Вот что скрывается под «специфическим образом жизни». И я захотел изменить это.
Теперь один из моих соратников мертв. И я ответственен за его смерть. Если верить докторам, лучший способ привести в порядок мысли – это поделиться ими с кем-то или записать на бумагу. Общение не мой конек. Зато пространными рапортами меня не испугаешь.
Итак.
Сегодня – второе апреля, среда.
Мое имя – Ян Вереск.
Мне тридцать три года.
И я – васпа.
2 апреля, среда. Кто убил Пола?
«Вереск» – не моя фамилия. При выходе из центра каждый васпа придумывает фамилию и возраст. Но Ян – настоящее имя. Так называли меня ребенком, так называли в Улье.
Имя – напоминание о временах, когда мы были людьми. Неофитов забирали в раннем детстве. Предполагаю, я прошел инициацию в возрасте десяти лет. Потом спал в коконе. А когда вылупился – началась новая жизнь и новый отсчет.
Раньше я не задумывался, насколько это вообще тяжело – начинать заново. Любая перемена болезненна. Но не для тех, кто прошел Дарскую школу. Отчего же сломался один из самых стойких и сильных? Не могу поверить, что Пол сдался и так бесславно сдох.
– Самоубийство, – произносит лейтенант полиции, а медэксперт брезгливо упаковывает тело в черный мешок. Васпы отвратительны людям, а все потому, что для них мы просто насекомые.
Wasp – значит «оса».
Я отхожу в сторону, в тень. Освобождаю дорогу полицейским. Вынужденные иметь дело с мертвым васпой, они не захотят столкнуться еще и с васпой живым. Я буду им противен: сутулый, белобрысый тип с небритой рожей и выбитым левым глазом, скрытым повязкой. Лейтенант косится и морщит лоб. Вспоминает, где видел меня раньше. Возможно, видел. В столице я не впервые. Три года назад меня привезли из Дара в качестве подопытного образца. Теперь васпов признали членами общества и дали второй шанс. И хотя я не единственный, кто принял новые идеалы и боролся за них, меня по-прежнему считают лидером роя. Это накладывает определенные обязательства вроде опознания тела. Но лейтенант не спрашивает моего мнения. А лучше бы спросил. Тогда я ответил бы, что не верю в самоубийство Пола.
Думаю, кто-то убил его.
3 апреля, четверг. Комендант, профессор и преторианец
…я чувствую запах, его не спутать ни с чем. Копоть и кровь. Ими пропитался воздух и кожа. В мареве фигура женщины нечеткая, как карандашный набросок.

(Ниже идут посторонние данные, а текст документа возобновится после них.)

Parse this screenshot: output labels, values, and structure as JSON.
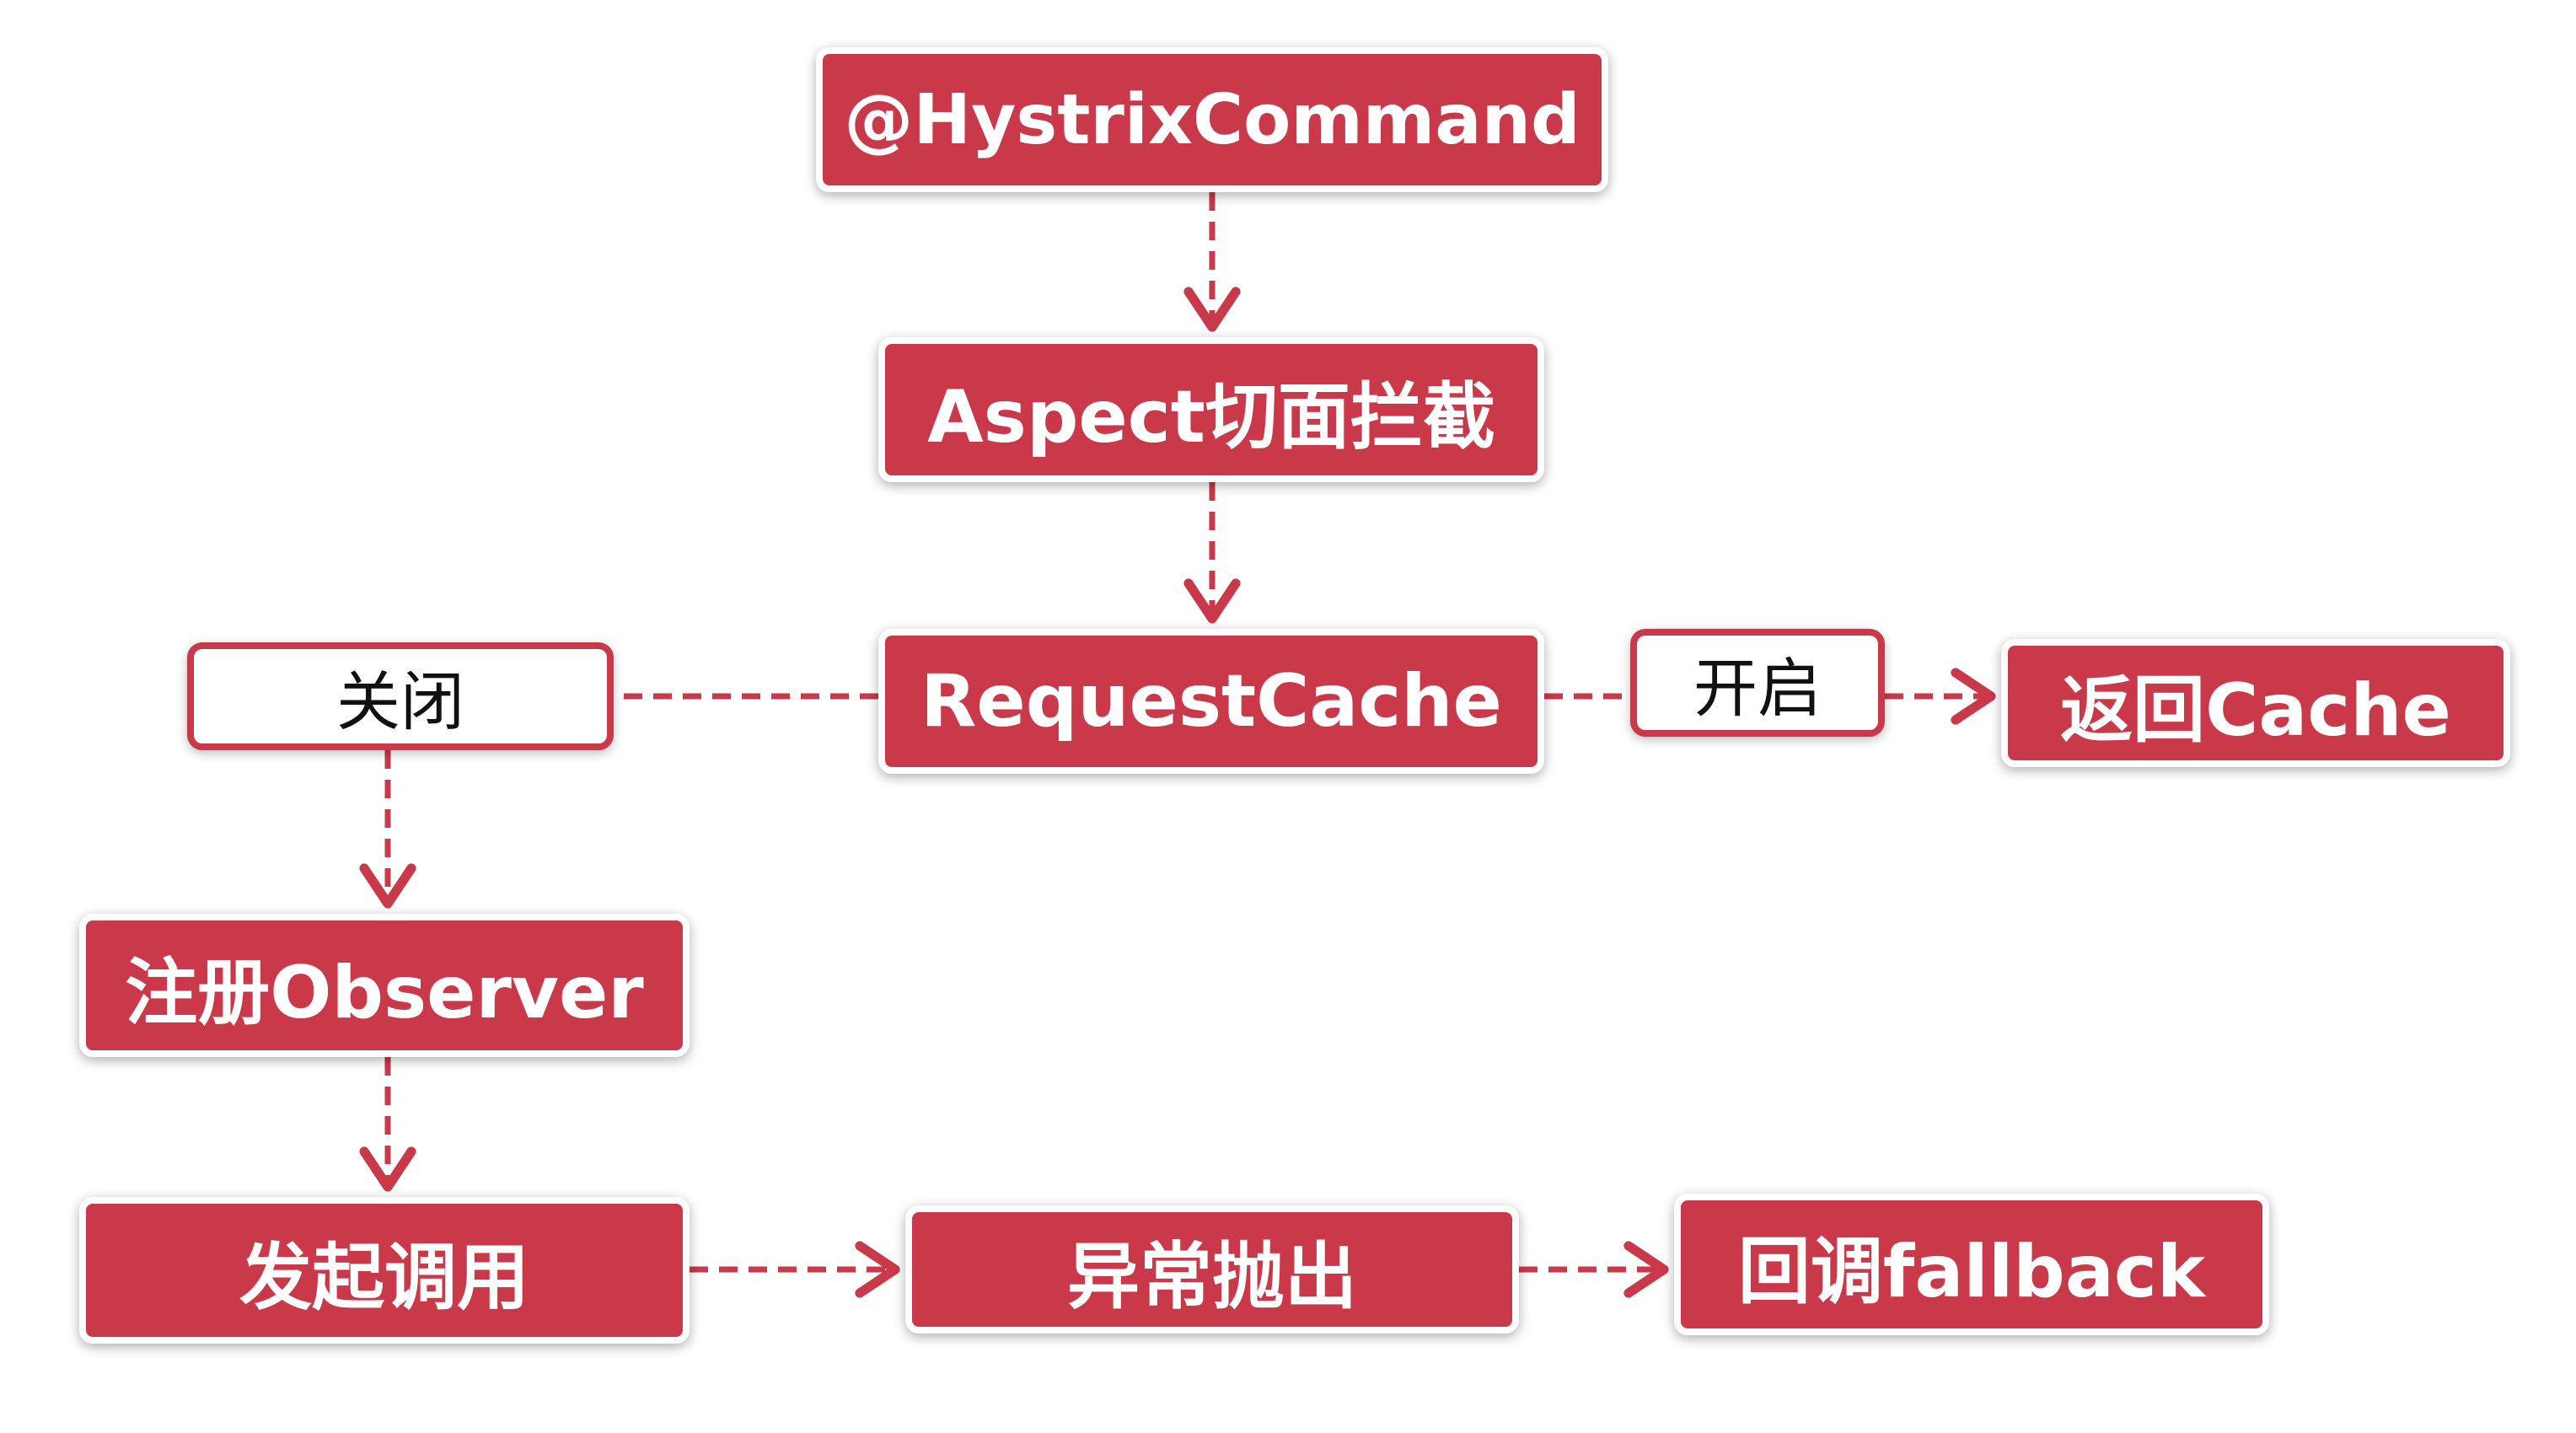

– Господин, пощадите! Не оставляйте ребенка без матери!
Женщина ползет, ломает ногти о доски пола. Я вижу себя со стороны – сгорбленную фигуру, подсвеченную пожаром. Лицо безэмоционально и мертво, как глиняная маска.
– Где… неофит?
Одеревенелый после долгого молчания язык слушается с трудом. И жутко, что этот глухой голос тоже принадлежит мне.
Женщина плачет, целует разбитым ртом сапоги. От нее пахнет страхом. На тонкой шее пульсирует жилка. Поддень ножом и на руки выплеснется горячий фонтан. Желанный подарок тому, кто вынужден существовать в холодном и сером мире.

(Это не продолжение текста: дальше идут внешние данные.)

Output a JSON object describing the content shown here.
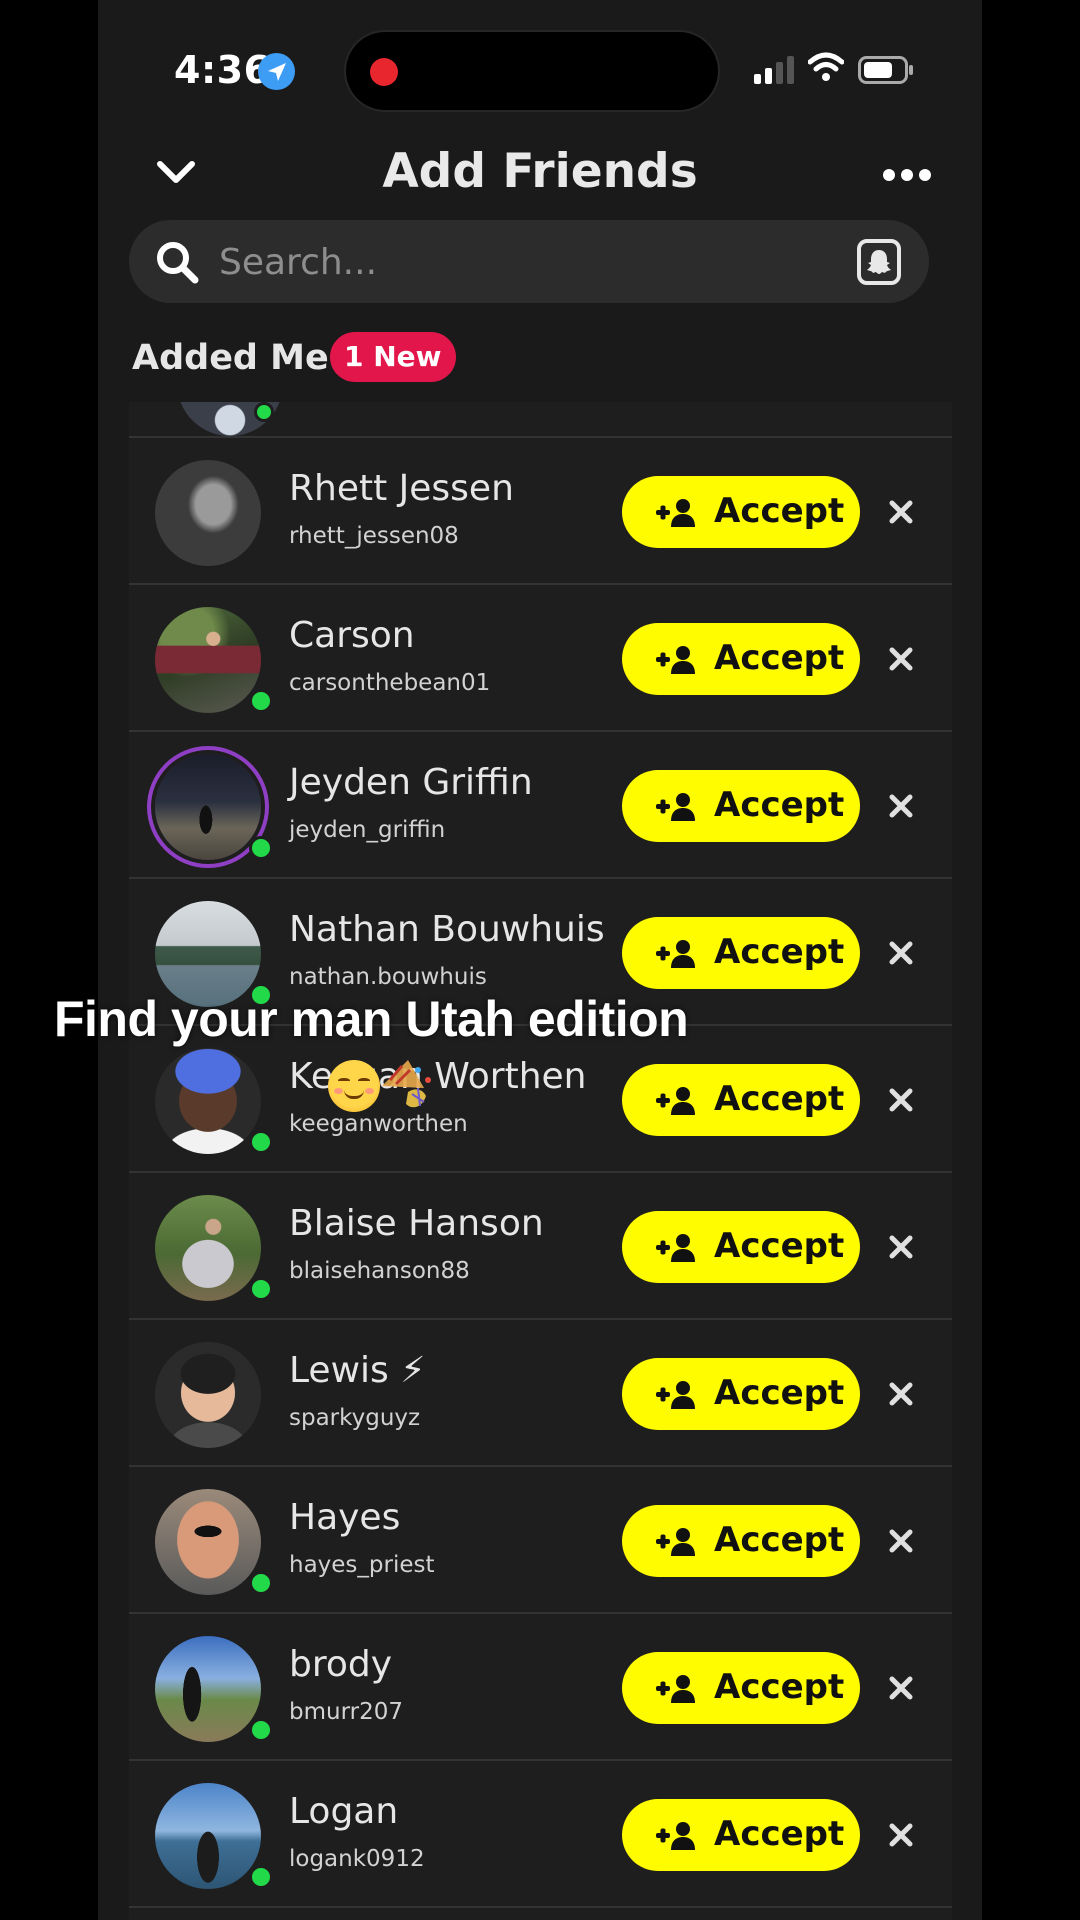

Мое сердце бьется в такт причитаниям. Это пьянит. Будоражит остывшую кровь. В груди разливается тепло, и сладко ноет внизу живота. Так сладко и горячо.

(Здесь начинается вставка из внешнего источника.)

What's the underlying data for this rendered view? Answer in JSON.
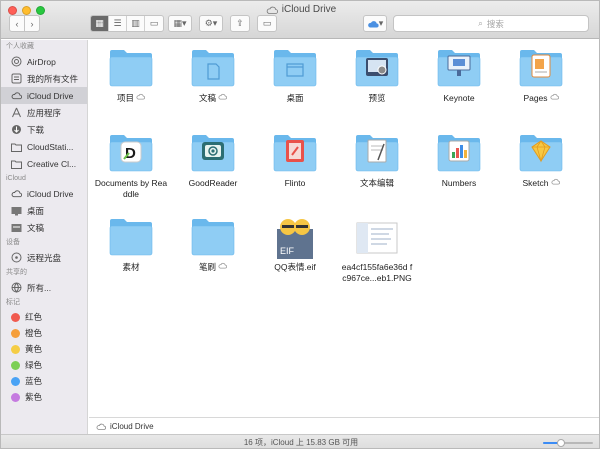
{
  "window": {
    "title": "iCloud Drive"
  },
  "toolbar": {
    "search_placeholder": "搜索",
    "view_active": "icon"
  },
  "sidebar": {
    "sections": [
      {
        "header": "个人收藏",
        "items": [
          {
            "label": "AirDrop",
            "icon": "airdrop-icon"
          },
          {
            "label": "我的所有文件",
            "icon": "all-files-icon"
          },
          {
            "label": "iCloud Drive",
            "icon": "cloud-icon",
            "selected": true
          },
          {
            "label": "应用程序",
            "icon": "applications-icon"
          },
          {
            "label": "下载",
            "icon": "download-icon"
          },
          {
            "label": "CloudStati...",
            "icon": "folder-icon"
          },
          {
            "label": "Creative Cl...",
            "icon": "creative-cloud-icon"
          }
        ]
      },
      {
        "header": "iCloud",
        "items": [
          {
            "label": "iCloud Drive",
            "icon": "cloud-icon"
          },
          {
            "label": "桌面",
            "icon": "desktop-icon"
          },
          {
            "label": "文稿",
            "icon": "documents-icon"
          }
        ]
      },
      {
        "header": "设备",
        "items": [
          {
            "label": "远程光盘",
            "icon": "disc-icon"
          }
        ]
      },
      {
        "header": "共享的",
        "items": [
          {
            "label": "所有...",
            "icon": "network-icon"
          }
        ]
      },
      {
        "header": "标记",
        "tags": [
          {
            "label": "红色",
            "color": "#f05a4f"
          },
          {
            "label": "橙色",
            "color": "#f59e3b"
          },
          {
            "label": "黄色",
            "color": "#f5cd45"
          },
          {
            "label": "绿色",
            "color": "#7ccf55"
          },
          {
            "label": "蓝色",
            "color": "#4aa3f5"
          },
          {
            "label": "紫色",
            "color": "#c57be0"
          }
        ]
      }
    ]
  },
  "files": [
    {
      "name": "项目",
      "kind": "folder",
      "cloud": true
    },
    {
      "name": "文稿",
      "kind": "folder-docs",
      "cloud": true
    },
    {
      "name": "桌面",
      "kind": "folder-desktop",
      "cloud": false
    },
    {
      "name": "预览",
      "kind": "app-preview",
      "cloud": false
    },
    {
      "name": "Keynote",
      "kind": "app-keynote",
      "cloud": false
    },
    {
      "name": "Pages",
      "kind": "app-pages",
      "cloud": true
    },
    {
      "name": "Documents by Readdle",
      "kind": "app-documents",
      "cloud": false
    },
    {
      "name": "GoodReader",
      "kind": "app-goodreader",
      "cloud": false
    },
    {
      "name": "Flinto",
      "kind": "app-flinto",
      "cloud": false
    },
    {
      "name": "文本编辑",
      "kind": "app-textedit",
      "cloud": false
    },
    {
      "name": "Numbers",
      "kind": "app-numbers",
      "cloud": false
    },
    {
      "name": "Sketch",
      "kind": "app-sketch",
      "cloud": true
    },
    {
      "name": "素材",
      "kind": "folder",
      "cloud": false
    },
    {
      "name": "笔刷",
      "kind": "folder",
      "cloud": true
    },
    {
      "name": "QQ表情.eif",
      "kind": "file-eif",
      "cloud": false
    },
    {
      "name": "ea4cf155fa6e36d fc967ce...eb1.PNG",
      "kind": "file-png",
      "cloud": false
    }
  ],
  "pathbar": {
    "label": "iCloud Drive"
  },
  "status": {
    "text": "16 项，iCloud 上 15.83 GB 可用"
  },
  "zoom": {
    "level": 0.35
  },
  "colors": {
    "folder": "#6ab8ec",
    "folder_light": "#8fcdf4",
    "selected": "#d1d1d6",
    "accent": "#3b8cf5"
  }
}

Я достаю нож. Лезвие заточено и надраено до блеска. Женщина воет, а я улыбаюсь. Бесстрастно. Холодно. Так умеют улыбаться только васпы.
Крики разрастаются, вплетаются в гул огня и рев вертолетных лопастей. Затем сливаются в один дребезжащий звук…
* * *
Будильник разрывается до тех пор, пока я не хлопаю по нему ладонью. Квартира погружается в привычную немоту. На часах половина седьмого. За окном царят сумерки.
Я поднимаюсь быстро. Сказывается военное прошлое. В ушах еще слышится надрывный плач, а рука ощущает тяжесть ножа. С трудом ковыляю до ванной. Что пригибает меня к земле, вес собственного тела или тяжесть грехов?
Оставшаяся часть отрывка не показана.